One of the hardest Gospel readings: Matthew 10:37-42
07/03/2023
Some years ago, I heard a homily that has stuck with me ever since. It was in Easter, and the priest noted that while we try to approach Easter each year with a sense of newness and wonder, for most of us, it's quite familiar. We've celebrated Easter before, so what else is new?
He answered his own question by pointing out that every year is different. We are older, we may have kids now, or our kids may be moving out, etc. Life brings constant changes, even if they are incremental.
He was right, of course. The Easter I celebrated this spring was vastly different from the one I celebrated in 2019, when lockdowns were unheard of, or in 2020, when we were unable to attend Mass in person.
So it was with this week's Gospel readings, which is the famous passage where Jesus creates a string of paradoxes surrounding faith, but also says that those who cannot leave their parents and children for him, are not worthy of him. That passage always rankled with me, because how could a loving God demand that I put aside those people? We are commanded to honor our parents, and what parent would cast aside a child?
This year I see it differently. I realize that this life is not all that there is. If God calls, we must answer, and He will see to it that my parents and children are taken care of.
That is probably the biggest difference between believers and those without faith in God. If this life is all there is, then death is a nightmare, the worst thing ever. Pleasure must be taken as often as possible, because its joys will fade.
It is clear to me that the top rungs of the social ladder have lost faith in God, and believe that nothing else matters besides their time on earth. Cheating is something they admire, and cleverness is superior to courage. A person willing to die for faith or conviction is a sap and fool.

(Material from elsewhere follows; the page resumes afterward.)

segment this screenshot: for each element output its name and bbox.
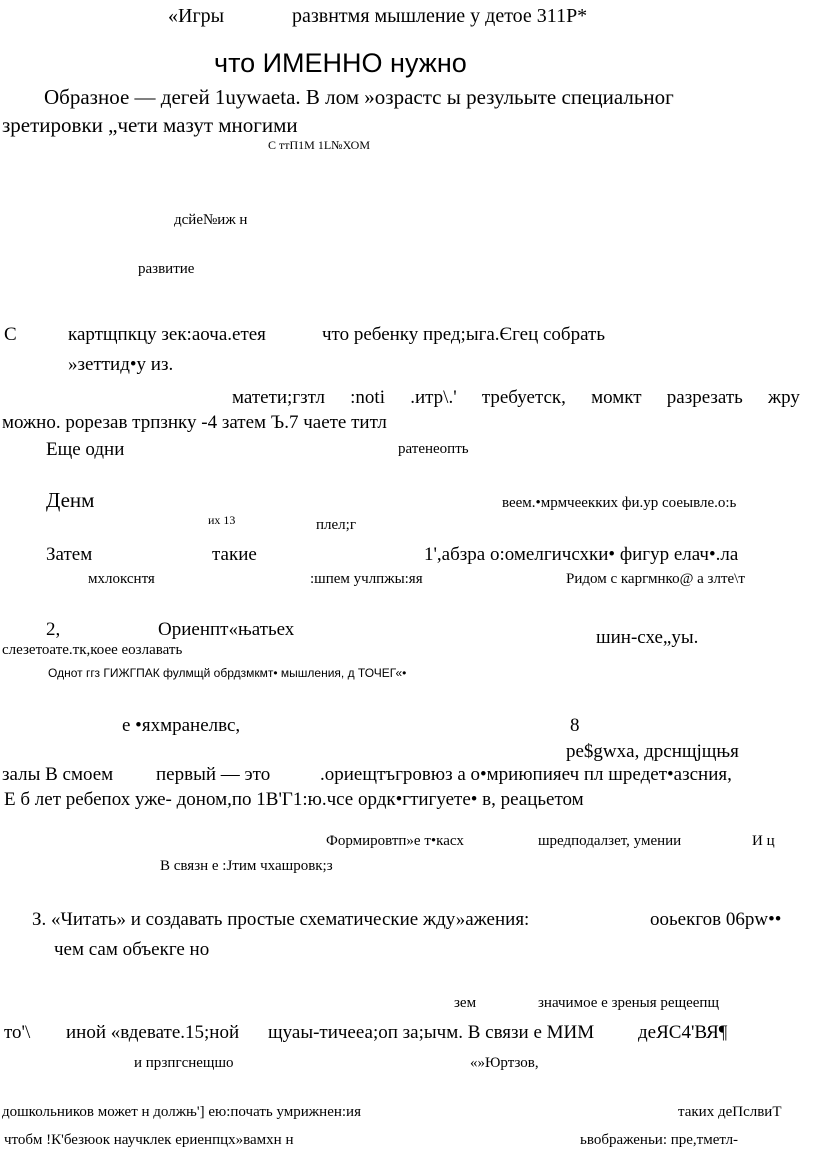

All of that is predicated on there being nothing else; on the Unseen being non-existent. At this late date, I don't that that view is logically sustainable. I have experienced too much of the spirit realm to believe otherwise.
I'm also starting to wonder if the "evangelical atheists" aren't trying to convince others to abandon faith so much as reassure themselves.

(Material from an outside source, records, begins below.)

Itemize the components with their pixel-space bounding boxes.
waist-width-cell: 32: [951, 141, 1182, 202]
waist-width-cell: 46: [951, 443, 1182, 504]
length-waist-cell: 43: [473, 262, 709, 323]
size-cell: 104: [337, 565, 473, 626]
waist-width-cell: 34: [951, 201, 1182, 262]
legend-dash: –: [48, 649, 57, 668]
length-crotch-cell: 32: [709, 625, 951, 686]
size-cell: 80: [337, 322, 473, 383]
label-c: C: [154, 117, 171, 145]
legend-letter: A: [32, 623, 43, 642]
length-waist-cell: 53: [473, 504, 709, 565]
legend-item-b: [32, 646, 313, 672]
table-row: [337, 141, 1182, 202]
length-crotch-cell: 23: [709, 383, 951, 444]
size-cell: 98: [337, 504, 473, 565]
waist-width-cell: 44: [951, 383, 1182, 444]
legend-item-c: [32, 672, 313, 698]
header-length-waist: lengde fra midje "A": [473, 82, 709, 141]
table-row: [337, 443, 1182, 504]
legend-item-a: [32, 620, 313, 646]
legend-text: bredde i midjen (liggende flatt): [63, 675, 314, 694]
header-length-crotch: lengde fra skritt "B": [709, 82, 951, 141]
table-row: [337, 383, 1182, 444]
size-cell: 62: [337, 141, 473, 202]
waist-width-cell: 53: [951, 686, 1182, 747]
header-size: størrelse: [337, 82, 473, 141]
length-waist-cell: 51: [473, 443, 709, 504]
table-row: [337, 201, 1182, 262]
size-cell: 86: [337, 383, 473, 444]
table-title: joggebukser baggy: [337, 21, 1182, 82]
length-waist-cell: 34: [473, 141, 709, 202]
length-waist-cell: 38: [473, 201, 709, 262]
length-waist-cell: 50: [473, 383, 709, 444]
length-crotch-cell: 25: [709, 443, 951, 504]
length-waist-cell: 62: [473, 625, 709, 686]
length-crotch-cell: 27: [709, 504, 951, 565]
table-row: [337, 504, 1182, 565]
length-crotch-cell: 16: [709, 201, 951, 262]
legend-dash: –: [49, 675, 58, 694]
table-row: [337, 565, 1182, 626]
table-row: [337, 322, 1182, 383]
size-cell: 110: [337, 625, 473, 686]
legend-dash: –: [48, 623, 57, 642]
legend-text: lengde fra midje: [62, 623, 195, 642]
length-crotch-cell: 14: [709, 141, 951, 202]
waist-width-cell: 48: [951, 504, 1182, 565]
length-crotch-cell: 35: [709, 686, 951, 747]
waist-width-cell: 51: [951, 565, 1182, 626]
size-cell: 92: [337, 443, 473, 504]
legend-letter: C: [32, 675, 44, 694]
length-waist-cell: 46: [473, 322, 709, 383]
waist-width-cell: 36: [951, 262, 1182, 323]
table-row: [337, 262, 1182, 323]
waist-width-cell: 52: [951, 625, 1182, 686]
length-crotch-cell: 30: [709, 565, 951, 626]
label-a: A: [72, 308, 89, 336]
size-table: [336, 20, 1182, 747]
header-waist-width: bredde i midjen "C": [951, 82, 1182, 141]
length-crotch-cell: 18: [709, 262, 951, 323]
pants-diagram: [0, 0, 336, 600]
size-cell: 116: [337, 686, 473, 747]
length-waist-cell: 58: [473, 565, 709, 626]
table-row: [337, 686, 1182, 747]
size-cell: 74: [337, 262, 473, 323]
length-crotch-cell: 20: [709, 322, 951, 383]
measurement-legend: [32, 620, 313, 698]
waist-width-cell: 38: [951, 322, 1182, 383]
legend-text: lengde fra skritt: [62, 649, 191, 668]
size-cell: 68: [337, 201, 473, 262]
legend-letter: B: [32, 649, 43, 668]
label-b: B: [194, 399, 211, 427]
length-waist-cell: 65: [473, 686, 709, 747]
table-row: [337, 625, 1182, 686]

This is also why one gets Yard Sign Calvinists, who - unable to reach God - seek social salvation through virtue-signalling.
J.R.R. Tolkien had an interesting take on the "end game" of a society that turns to darkness. His description of the fall of Numenor is very much reminiscent of where we are - people becoming status-obsessed, proud, willful, and above all hardening their hearts against God, doubling down on their rebellion.
There's a lot of that going on, too.